Como dono de uma agência de viagens na Zona Oeste de Londrina, Alexandre Barbetta vende sonhos para seus clientes, mas ultimamente sua vida profissional só tem lhe rendido pesadelos. Isso porque sua loja fica em um quarteirão da Rua Fernando de Noronha - entre as ruas Rolândia e Cornélio Procópio - onde todos os seis pontos comerciais já foram vítimas de arrombamentos e furtos.
A agência de Barbetta foi furtada na madrugada da última quarta-feira. O dispositivo de alarme tocou as 3h23, e quando o vigilante chegou, às 3h30, os ladrões já haviam conseguido fugir levando três monitores LCD e uma CPU. Os invasores quebraram a vitrine de vidro e serraram dois cadeados da grade de proteção para entrar. O empresário acredita que os eletrônicos levados de sua loja ''já tinham sido encomendados por algum receptador''.
O furto significou um prejuízo de R$ 3 mil, um custo alto que ficou ainda maior por causa de um outro arrombamento que ele sofreu em janeiro que lhe custou mais R$ 5 mil. Barbetta teve que emprestar equipamentos para não precisar fechar sua loja até poder comprar novos monitores.
Outros dois pequenos empresários vizinhos de endereço também já foram furtados nos últimos meses. Na galeria de lojas em frente, a realidade não é diferente. Na noite de terça-feira, a vidraça da revenda de equipamentos médicos e odontólogicos de José Carlos Lemes da Silva também foi arrebentada por uma pedra.
Na ânsia de entrar, o ladrão se cortou e sujou toda a loja com sangue, inclusive a sirene do alarme que foi arrancada da parede. Foram furtados um aparelho de profilaxia Schuster, uma solda ponto VH para ortodontista e um fotopolimerisador, produtos que juntos custam cerca de R$ 5 mil. Ele espera que os dentistas que forem procurados para comprarem esses equipamentos entrem em contato com ele ou façam a denúncia à Polícia.

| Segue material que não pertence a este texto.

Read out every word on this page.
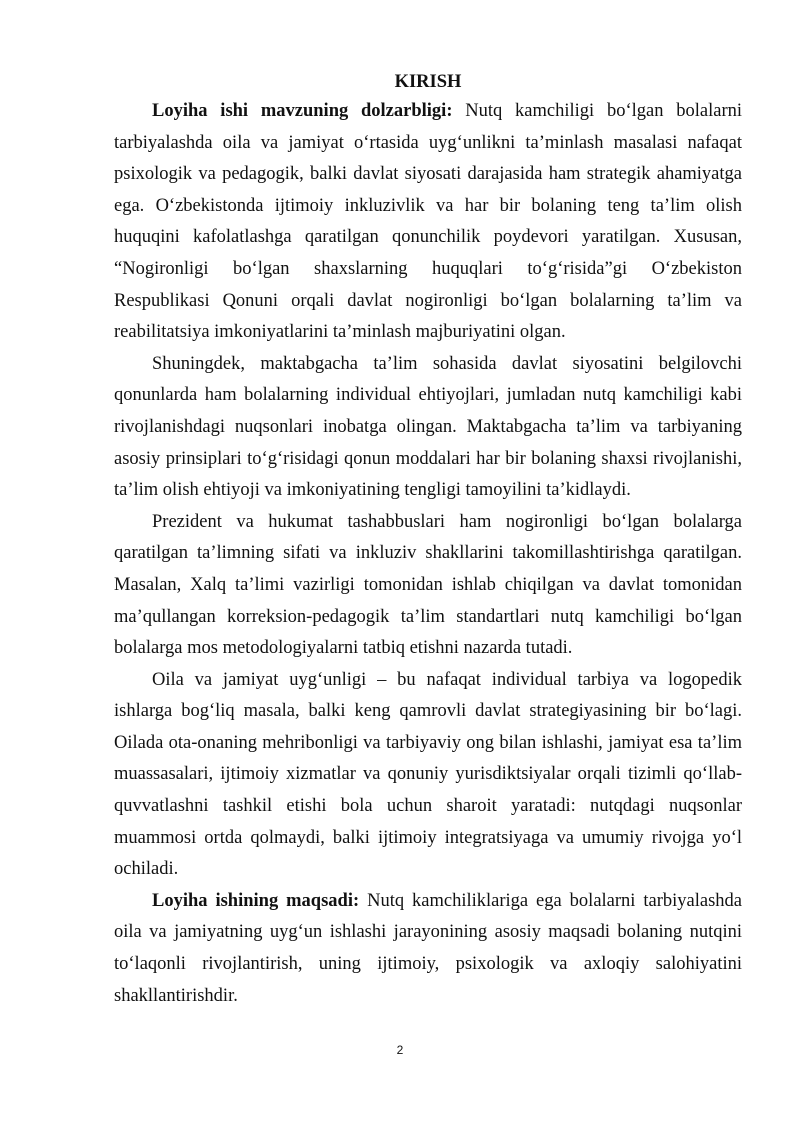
KIRISH

Loyiha ishi mavzuning dolzarbligi: Nutq kamchiligi bo‘lgan bolalarni tarbiyalashda oila va jamiyat o‘rtasida uyg‘unlikni ta’minlash masalasi nafaqat psixologik va pedagogik, balki davlat siyosati darajasida ham strategik ahamiyatga ega. O‘zbekistonda ijtimoiy inkluzivlik va har bir bolaning teng ta’lim olish huquqini kafolatlashga qaratilgan qonunchilik poydevori yaratilgan. Xususan, “Nogironligi bo‘lgan shaxslarning huquqlari to‘g‘risida”gi O‘zbekiston Respublikasi Qonuni orqali davlat nogironligi bo‘lgan bolalarning ta’lim va reabilitatsiya imkoniyatlarini ta’minlash majburiyatini olgan.

Shuningdek, maktabgacha ta’lim sohasida davlat siyosatini belgilovchi qonunlarda ham bolalarning individual ehtiyojlari, jumladan nutq kamchiligi kabi rivojlanishdagi nuqsonlari inobatga olingan. Maktabgacha ta’lim va tarbiyaning asosiy prinsiplari to‘g‘risidagi qonun moddalari har bir bolaning shaxsi rivojlanishi, ta’lim olish ehtiyoji va imkoniyatining tengligi tamoyilini ta’kidlaydi.

Prezident va hukumat tashabbuslari ham nogironligi bo‘lgan bolalarga qaratilgan ta’limning sifati va inkluziv shakllarini takomillashtirishga qaratilgan. Masalan, Xalq ta’limi vazirligi tomonidan ishlab chiqilgan va davlat tomonidan ma’qullangan korreksion-pedagogik ta’lim standartlari nutq kamchiligi bo‘lgan bolalarga mos metodologiyalarni tatbiq etishni nazarda tutadi.

Oila va jamiyat uyg‘unligi – bu nafaqat individual tarbiya va logopedik ishlarga bog‘liq masala, balki keng qamrovli davlat strategiyasining bir bo‘lagi. Oilada ota-onaning mehribonligi va tarbiyaviy ong bilan ishlashi, jamiyat esa ta’lim muassasalari, ijtimoiy xizmatlar va qonuniy yurisdiktsiyalar orqali tizimli qo‘llab-quvvatlashni tashkil etishi bola uchun sharoit yaratadi: nutqdagi nuqsonlar muammosi ortda qolmaydi, balki ijtimoiy integratsiyaga va umumiy rivojga yo‘l ochiladi.

Loyiha ishining maqsadi: Nutq kamchiliklariga ega bolalarni tarbiyalashda oila va jamiyatning uyg‘un ishlashi jarayonining asosiy maqsadi bolaning nutqini to‘laqonli rivojlantirish, uning ijtimoiy, psixologik va axloqiy salohiyatini shakllantirishdir.

2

O ponto comercial ao lado, uma empresa de vistoria de automóveis para seguradoras, também já foi alvo de criminosos neste ano. Da mesma forma, a vidraça foi arrebentada e um computador completo foi furtado. Um outro comerciante, que trabalhava na mesma galeria com manutenção de equipamentos de informática, decidiu encerrar a atividade por causa dos diversos arrombamentos.
Os comerciantes foram unânimes em afirmar que o quarteirão é um alvo fácil porque os arrombadores aproveitam a falta de policiamento, a iluminação pública deficiente e o quase inexistente trânsito de veículos e pedestres. Agindo rápido, eles conseguem entrar, furtar e fugir sem serem pegos.
Sem falar sobre a situação específica destes comerciantes, o comandante do 5º Batalhão da Polícia Militar, tenente-coronel Luiz Carlos Menezes Deliberador, que tomou posse sexta-feira, admitiu que um dos principais problemas hoje na cidade são os crimes de furtos e roubos. Ele adiantou que pretende combater não somente o assaltante ou o autor do furto como também a figura do receptador das mercadorias levadas pelos criminosos.